Cultures & Traditions
Lampung boat symbolism
In Indonesia, traditional boat symbolism was predominantly found in areas where Hindu-Buddhism, Islam, and Christianity had not made their appearance or had arrived relatively late, as was the case in the Moluccas. On many of the smaller islands of Maluku Tenggara, such as Kai, Tanimbar, and Babar, this symbolism has been well documented, and it consistently appears to have functioned in two ways. Most conspicuous is the ship’s function as a model of society. Houses and villages were often portrayed as boats, with their inhabitants the symbolic crewmen. A more “hidden” form of nautical symbolism underlay this, however, focusing on the creation of society; this symbolism represented the marriage of the first ancestors. In rituals, this wedding was expressed by means of the metaphorical “boat of matrimony” setting sail. In this metaphor, the woman was regarded as a boat, lying on the beach, waiting for a man who wanted to go sailing. Only when the man—the helmsman or captain—boarded the boat could it set sail, that is, could society come into being. All subsequent marriages were regarded as a reenactment of this primordial marriage and made use of similar symbolism.

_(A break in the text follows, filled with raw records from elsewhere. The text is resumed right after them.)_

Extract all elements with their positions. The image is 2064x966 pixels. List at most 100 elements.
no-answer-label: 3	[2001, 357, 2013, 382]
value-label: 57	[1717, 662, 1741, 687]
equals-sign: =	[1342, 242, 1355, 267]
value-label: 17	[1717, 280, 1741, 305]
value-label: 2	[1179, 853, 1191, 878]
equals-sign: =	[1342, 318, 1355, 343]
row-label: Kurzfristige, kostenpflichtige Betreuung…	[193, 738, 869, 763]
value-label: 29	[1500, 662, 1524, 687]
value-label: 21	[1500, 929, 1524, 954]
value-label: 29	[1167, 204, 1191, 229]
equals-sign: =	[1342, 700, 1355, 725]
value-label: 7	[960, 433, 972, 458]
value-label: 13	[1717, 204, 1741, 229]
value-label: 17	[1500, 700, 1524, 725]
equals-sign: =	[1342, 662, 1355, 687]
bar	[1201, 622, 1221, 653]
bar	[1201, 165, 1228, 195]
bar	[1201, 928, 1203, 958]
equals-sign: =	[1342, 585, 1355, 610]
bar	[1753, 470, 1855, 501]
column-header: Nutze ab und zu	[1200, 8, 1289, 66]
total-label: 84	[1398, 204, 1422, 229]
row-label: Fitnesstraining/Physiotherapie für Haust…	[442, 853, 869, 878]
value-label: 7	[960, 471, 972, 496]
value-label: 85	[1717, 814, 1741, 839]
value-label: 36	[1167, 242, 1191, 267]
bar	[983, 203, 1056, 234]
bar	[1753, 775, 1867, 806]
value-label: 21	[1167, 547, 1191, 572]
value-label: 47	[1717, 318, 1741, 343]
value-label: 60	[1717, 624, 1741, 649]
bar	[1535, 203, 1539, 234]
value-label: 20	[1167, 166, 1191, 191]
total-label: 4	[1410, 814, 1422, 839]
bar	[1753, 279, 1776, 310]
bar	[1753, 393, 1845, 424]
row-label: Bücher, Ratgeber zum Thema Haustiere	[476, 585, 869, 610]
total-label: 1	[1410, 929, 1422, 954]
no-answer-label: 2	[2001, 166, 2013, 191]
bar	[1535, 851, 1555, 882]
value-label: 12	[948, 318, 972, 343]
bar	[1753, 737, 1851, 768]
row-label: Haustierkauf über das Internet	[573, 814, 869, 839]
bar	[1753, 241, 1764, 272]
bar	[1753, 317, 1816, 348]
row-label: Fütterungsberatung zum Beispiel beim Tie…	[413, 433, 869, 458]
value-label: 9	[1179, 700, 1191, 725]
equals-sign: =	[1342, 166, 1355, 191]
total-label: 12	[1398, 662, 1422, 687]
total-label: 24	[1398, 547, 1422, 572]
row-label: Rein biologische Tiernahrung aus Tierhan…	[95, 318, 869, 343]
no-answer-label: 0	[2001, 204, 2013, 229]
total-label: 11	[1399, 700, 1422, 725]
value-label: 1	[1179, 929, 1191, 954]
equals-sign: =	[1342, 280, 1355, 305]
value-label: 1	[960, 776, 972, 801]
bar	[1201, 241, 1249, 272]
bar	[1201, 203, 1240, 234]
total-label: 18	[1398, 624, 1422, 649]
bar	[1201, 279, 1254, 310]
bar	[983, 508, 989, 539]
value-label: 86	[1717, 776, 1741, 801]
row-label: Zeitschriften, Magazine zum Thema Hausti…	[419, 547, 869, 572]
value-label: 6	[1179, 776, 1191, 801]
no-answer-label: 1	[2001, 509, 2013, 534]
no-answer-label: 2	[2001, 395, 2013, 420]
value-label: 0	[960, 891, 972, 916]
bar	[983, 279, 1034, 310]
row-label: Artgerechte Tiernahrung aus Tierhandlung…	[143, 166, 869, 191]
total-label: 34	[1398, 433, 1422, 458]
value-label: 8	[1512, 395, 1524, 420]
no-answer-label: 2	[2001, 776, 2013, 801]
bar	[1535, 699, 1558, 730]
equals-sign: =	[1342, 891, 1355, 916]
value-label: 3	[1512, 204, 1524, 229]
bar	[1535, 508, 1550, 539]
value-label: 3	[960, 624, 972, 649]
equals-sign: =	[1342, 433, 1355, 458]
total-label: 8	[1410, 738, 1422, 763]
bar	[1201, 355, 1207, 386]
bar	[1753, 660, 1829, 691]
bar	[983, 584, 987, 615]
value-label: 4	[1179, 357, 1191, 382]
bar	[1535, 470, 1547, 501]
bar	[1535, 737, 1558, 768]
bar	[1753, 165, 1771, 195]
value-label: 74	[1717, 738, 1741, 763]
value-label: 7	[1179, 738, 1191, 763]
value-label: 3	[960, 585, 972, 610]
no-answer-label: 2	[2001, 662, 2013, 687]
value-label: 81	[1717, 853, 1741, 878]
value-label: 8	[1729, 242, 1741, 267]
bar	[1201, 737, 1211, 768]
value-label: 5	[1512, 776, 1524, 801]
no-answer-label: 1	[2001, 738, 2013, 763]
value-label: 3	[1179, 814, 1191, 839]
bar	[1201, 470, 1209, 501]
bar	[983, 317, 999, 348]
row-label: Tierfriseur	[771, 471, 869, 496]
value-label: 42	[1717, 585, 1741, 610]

The image of the boat of matrimony was conveyed in many ways in material culture. For example, the association between a woman and a boat was marvelously conveyed in ancestor statues. Marriage itself was similarly represented in sculptural metaphor: in the shape of a boat with a helmsman in it. As a result of Christian influences, these forms of art have disappeared over the course of the previous century.
Likewise, such symbolism is superbly evident in the decorations of ships. Splendidly adorned prows and/or sterns often show aggressive animal figures such as snakes, roosters, and hunting dogs. These creatures were more than mere decoration; they were part of a physical construction in which the bond between man and woman—or, in other words, the founding of the family—was portrayed. Although there were considerable regional variations, one part of the boat construction was marked as a feminine “hull” or “keel,” whereas other parts—usually the prow and/or stern—were marked as a masculine “captain” or “helmsman.” The union of these parts brought the family together in the same way that a real boat can sail because of an assembly of components.
At the same time, these references showed the traditional division of tasks in society. The female parts of the boat were associated with a vagina or uterus and suggested that giving birth to and caring for children were typically feminine preserves, while the male prow and/or stern showed that protecting the family and its reputation, especially by way of warfare, was viewed as a male’s domain. By attaching symbols to these male parts—usually the animal figures mentioned above—the groom was portrayed as a great headhunter, famed for his capacity to kill.
Ongoing studies suggest that this form of boat symbolism was not restricted to eastern Indonesia but in fact was much more widespread and most likely included the islands in the western regions as well. Research concerning Bali, Madura, and Java is compelling in this respect. Here, too, as in Maluku Tenggara, a marriage between male and female components is enacted in traditional boat-building rituals. At the same time, there is significant evidence regarding the age of the symbolism: it is an ancient, prehistoric tradition which must have been present on the islands before they obtained their current Hindu (Bali) and Islamic (Madura and Java) characters.
Everything seems to indicate that South Sumatra must have been within the range of this type of boat symbolism. The boat was a significant model of society among the peoples of Lampung and served as a structuring principle for houses and ceremonial processions. This was not an isolated phenomenon but was instead linked to a broader type of nautical imagery in which the boat of matrimony also played a role.
Although they have been only briefly studied, nineteenth-century love songs from Lampung also clearly imply that the nautical Southeast Moluccan metaphor was present in South Sumatra. According to linguists, sentences such as “the vessel will not sail, unless you will be captain” signified an implicit marriage proposal. This naturally inspires curiosity about traditional Lampung boatbuilding, but unfortunately concrete facts—to our knowledge—have not been recorded anywhere. Similarly, boat models in museums do not provide much information in this regard. This dearth is probably explained by the fact that Lampung society lacked a genuine maritime character. Contrary to what some sources would have us believe, shipping was of minor importance to its traditional culture. The inhabitants of Lampung were farmers whose focus was on the cultivation of pepper. They were scarcely involved in the overseas trade of this product. Those boats that they did possess were meant to be used primarily on rivers, to transport the pepper harvests to the coast. Still, the association of nautical symbolism with romantic love was deep-rooted in Lampung culture.
Nico de Jonge, "Lampung Ship Cloths: Ancient Symbolism and Cultural Adaptation in South Sumatran Art," in Eyes of the Ancestors: The Arts of Island Southeast Asia at the Dallas Museum of Art, Reimar Schefold, ed. in collaboration with Steven Alpert (Dallas: Dallas Museum of Art; New Haven and London: Yale University Press, 2013), 85-91.